Gartner’s invoices, like the other official transaction documents, omitted any reference to the participation of the Private Company. As a condition of Gartner’s right to bid on the contract, SARS officials had instructed Gartner to manage its subcontractor, the Private Company. Gartner’s invoices to SARS contained only a single line item for “Professional Fees.” Zimeleyo invoiced Gartner monthly through a single invoice containing two line entries with different hourly rates. The Zimeleyo invoice did not identify the hourly rates as pertaining to Zimeleyo and the Private Company. Gartner made its payments to Zimeleyo, which in turn paid the Private Company. The Gartner Consulting Manager approved all invoices submitted by Zimeleyo. Gartner’s payments to South Africa were initiated from its operations facility in Fort Myers, Florida.

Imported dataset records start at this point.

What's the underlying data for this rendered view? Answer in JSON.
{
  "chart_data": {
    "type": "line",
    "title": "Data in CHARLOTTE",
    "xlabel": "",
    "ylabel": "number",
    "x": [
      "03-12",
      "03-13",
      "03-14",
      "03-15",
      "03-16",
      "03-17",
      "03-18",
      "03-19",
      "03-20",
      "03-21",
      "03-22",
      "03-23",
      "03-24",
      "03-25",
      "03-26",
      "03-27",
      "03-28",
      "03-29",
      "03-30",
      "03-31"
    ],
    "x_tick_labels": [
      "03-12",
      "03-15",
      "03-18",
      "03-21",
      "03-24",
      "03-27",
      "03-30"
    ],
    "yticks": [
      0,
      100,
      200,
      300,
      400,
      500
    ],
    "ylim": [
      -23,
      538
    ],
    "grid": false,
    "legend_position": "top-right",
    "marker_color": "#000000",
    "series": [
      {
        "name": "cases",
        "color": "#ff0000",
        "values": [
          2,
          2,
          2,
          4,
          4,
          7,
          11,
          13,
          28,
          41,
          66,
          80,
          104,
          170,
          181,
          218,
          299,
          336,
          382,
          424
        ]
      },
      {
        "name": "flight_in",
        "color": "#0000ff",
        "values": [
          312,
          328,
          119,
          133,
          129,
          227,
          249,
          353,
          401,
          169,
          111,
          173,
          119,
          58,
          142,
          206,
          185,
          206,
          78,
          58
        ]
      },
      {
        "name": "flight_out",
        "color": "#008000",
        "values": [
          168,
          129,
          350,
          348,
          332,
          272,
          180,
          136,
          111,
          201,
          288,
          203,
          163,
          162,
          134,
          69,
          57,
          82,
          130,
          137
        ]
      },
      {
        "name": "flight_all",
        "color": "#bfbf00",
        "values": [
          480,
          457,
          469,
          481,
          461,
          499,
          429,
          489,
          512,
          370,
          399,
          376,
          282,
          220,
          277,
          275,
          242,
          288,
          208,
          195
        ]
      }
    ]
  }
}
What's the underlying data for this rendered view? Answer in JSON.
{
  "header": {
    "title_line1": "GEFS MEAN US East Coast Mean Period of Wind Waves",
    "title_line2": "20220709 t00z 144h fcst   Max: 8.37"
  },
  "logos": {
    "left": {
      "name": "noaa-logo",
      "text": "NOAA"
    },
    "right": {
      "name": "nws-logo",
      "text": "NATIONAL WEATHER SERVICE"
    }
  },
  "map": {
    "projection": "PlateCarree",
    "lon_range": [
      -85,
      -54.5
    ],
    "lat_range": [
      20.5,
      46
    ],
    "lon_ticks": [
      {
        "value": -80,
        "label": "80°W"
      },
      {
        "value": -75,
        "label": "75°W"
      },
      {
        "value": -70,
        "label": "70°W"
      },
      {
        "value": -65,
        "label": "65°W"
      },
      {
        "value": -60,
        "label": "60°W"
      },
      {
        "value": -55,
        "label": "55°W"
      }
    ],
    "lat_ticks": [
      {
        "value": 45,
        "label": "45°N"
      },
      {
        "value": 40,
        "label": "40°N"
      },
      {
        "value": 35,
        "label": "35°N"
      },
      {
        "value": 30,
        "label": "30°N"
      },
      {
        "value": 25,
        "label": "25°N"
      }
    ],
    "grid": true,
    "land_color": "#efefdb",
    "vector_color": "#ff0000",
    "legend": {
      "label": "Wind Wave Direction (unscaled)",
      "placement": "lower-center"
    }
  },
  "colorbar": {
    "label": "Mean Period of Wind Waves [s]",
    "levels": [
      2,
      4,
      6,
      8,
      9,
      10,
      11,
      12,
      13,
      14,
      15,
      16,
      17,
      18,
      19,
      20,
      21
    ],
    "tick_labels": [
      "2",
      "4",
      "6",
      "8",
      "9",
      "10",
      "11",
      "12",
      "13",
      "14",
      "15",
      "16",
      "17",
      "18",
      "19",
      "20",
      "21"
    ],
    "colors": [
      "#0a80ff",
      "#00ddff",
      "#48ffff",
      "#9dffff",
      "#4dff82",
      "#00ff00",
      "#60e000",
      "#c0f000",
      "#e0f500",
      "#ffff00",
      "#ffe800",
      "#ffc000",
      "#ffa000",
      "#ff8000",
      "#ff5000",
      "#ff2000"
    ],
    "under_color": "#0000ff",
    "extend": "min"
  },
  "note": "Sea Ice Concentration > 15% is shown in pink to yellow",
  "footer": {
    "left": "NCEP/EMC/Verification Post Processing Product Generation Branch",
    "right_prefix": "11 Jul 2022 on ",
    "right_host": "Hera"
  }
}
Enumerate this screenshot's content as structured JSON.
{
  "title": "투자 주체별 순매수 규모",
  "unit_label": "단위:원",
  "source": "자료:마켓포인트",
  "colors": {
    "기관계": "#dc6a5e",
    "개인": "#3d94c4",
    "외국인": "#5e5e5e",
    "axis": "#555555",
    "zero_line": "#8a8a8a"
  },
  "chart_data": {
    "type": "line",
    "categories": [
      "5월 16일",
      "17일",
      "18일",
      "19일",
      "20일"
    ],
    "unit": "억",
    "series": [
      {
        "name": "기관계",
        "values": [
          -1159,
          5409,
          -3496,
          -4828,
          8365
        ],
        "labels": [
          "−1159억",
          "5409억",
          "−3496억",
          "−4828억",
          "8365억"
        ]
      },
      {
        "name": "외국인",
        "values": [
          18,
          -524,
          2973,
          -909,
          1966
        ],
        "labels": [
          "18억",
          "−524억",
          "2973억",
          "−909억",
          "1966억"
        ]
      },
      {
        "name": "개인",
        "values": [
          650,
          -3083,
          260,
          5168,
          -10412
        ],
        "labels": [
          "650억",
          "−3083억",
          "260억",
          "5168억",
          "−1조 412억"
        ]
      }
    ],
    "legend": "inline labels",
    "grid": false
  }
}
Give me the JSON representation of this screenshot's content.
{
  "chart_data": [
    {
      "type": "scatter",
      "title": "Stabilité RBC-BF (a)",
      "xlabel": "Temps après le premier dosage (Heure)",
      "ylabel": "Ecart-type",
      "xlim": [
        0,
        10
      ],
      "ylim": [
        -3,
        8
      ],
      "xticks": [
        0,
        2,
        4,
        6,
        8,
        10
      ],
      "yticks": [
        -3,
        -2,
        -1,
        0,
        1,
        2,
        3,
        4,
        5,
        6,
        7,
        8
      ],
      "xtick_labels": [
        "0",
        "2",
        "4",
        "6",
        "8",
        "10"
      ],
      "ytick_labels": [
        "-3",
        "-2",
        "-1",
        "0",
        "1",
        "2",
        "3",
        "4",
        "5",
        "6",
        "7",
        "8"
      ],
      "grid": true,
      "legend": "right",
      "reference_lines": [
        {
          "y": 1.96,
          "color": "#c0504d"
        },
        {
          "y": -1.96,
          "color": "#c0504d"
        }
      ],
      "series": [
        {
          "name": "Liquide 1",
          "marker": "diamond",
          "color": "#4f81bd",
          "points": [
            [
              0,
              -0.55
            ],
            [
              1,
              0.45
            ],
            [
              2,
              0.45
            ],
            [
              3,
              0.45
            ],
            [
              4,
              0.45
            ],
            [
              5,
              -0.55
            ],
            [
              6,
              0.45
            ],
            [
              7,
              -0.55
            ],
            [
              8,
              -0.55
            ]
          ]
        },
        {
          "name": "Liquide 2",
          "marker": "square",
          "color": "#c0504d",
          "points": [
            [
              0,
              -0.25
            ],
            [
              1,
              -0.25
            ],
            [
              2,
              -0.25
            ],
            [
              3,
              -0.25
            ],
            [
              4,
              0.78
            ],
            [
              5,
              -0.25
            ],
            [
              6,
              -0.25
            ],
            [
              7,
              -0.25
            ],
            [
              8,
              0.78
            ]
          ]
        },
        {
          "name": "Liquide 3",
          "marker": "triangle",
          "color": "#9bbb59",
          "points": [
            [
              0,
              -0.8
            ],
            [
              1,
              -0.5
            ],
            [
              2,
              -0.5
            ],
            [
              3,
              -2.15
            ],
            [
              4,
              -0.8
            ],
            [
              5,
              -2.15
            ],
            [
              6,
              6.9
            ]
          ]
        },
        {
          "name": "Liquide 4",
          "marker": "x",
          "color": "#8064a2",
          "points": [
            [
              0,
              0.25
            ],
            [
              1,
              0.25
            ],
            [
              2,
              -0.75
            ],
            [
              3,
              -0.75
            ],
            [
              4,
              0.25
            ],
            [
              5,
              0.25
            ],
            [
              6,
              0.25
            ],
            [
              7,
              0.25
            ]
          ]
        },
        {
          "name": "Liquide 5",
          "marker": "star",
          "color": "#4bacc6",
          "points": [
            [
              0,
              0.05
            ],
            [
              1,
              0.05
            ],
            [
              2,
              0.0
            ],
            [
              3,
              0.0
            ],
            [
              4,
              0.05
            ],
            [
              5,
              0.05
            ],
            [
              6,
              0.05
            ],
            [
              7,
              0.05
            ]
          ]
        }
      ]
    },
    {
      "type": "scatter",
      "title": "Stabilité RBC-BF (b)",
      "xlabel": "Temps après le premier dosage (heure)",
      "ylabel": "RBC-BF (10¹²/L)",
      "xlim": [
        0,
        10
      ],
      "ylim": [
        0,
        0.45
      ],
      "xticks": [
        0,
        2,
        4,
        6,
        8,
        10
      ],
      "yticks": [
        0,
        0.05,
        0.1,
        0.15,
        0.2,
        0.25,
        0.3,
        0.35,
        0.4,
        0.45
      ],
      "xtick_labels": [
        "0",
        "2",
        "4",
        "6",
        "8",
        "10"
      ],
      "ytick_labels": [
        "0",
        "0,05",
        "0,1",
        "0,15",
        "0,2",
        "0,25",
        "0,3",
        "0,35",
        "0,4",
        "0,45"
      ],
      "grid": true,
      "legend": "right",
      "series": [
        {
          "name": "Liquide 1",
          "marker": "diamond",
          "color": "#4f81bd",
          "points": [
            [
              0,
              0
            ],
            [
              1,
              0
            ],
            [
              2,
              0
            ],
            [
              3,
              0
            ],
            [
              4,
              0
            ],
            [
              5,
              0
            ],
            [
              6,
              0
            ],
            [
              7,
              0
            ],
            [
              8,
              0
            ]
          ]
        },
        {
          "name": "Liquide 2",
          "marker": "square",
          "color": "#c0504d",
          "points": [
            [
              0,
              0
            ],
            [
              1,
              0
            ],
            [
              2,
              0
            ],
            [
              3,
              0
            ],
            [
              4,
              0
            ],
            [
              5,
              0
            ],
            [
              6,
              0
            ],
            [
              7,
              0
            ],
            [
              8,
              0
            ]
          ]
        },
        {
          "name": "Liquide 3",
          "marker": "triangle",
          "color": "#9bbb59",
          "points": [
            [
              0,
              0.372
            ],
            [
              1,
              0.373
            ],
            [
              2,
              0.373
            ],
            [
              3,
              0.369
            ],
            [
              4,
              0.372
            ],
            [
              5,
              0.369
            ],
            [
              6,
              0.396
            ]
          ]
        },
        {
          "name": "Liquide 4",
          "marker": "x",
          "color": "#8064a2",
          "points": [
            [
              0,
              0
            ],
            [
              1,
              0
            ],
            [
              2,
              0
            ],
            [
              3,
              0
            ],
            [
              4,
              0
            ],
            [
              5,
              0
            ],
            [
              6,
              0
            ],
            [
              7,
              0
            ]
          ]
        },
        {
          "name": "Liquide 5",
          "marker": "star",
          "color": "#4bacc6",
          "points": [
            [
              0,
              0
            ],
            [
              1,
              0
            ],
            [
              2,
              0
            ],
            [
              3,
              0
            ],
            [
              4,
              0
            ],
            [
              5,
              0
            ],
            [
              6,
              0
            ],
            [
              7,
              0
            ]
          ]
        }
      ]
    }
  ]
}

During the relevant time period, Gartner’s internal FCPA risk assessments identified the company’s “[s]ales agent, consultant or third party relationships with public sector clients” as a potential “bribery red flag.” Gartner’s policy regarding the hiring of third party consultants did not adequately address anti-corruption risks. At the time of the SARS engagement, the company lacked risk-based screening procedures for hiring third party contractors, had no anticorruption related vendor onboarding procedures, and lacked adequate monitoring procedures.”
The order then states:
“[T]he Gartner Consulting Manager authorized multiple payments to the Private Company in connection with the Phase I and Phase II contracts with SARS. The Gartner Consulting Manager had been advised of (i) the Private Company’s executive director’s close relationship to a senior SARS official; (ii) his role in introducing Gartner to SARS and in setting expectations with SARS officials; and (iii) SARS’ directives to Gartner to hire the Private Company and pay it fixed percentages of the SARS contracts in order to win the contracts on a sole-source basis. The Gartner Consulting Manager also knew or consciously avoided knowing that the purported justification for hiring the Private Company – Gartner was told by SARS to hire the Private Company in order to qualify for the contracts under South Africa’s B-BBEE legislation – was false. Gartner’s Consulting Manager knew or consciously disregarded the high probability that the Private Company’s executive director would offer, provide or promise the payments his company received, or a portion thereof, to SARS officials for the purpose of influencing such officials to obtain or retain business for Gartner. As a result, Gartner was awarded the Phase I and Phase II SARS contracts and received ill-gotten net profits associated with the contracts of $675,974.”
Based on the above, the order finds that Gartner violated the FCPA’s anti-bribery, books and records, and internal controls provisions.
Without admitting or denying the SEC’s findings, Gartner agreed to cease and desist from committing future FCPA violations and agreed to pay approximately $2.5 million (856,764 in disgorgement and prejudgment interest and a $1.6 million civil penalty).
Under the heading “Gartner’s Remedial Efforts and Cooperation,” the order states:
“In determining to accept the Offer, the Commission considered Gartner’s self disclosure following press reports in South Africa, cooperation, and remedial efforts. Its cooperation included providing regular updates and sharing facts identified in the course of its own internal investigation, making foreign-based employees available for interviews in the United States, and encouraging cooperation by former employees. Gartner’s remediation included revising and enhancing relevant policies and procedures and training programs, increasing both financial and human resources for compliance, and enhancing its due diligence procedures.”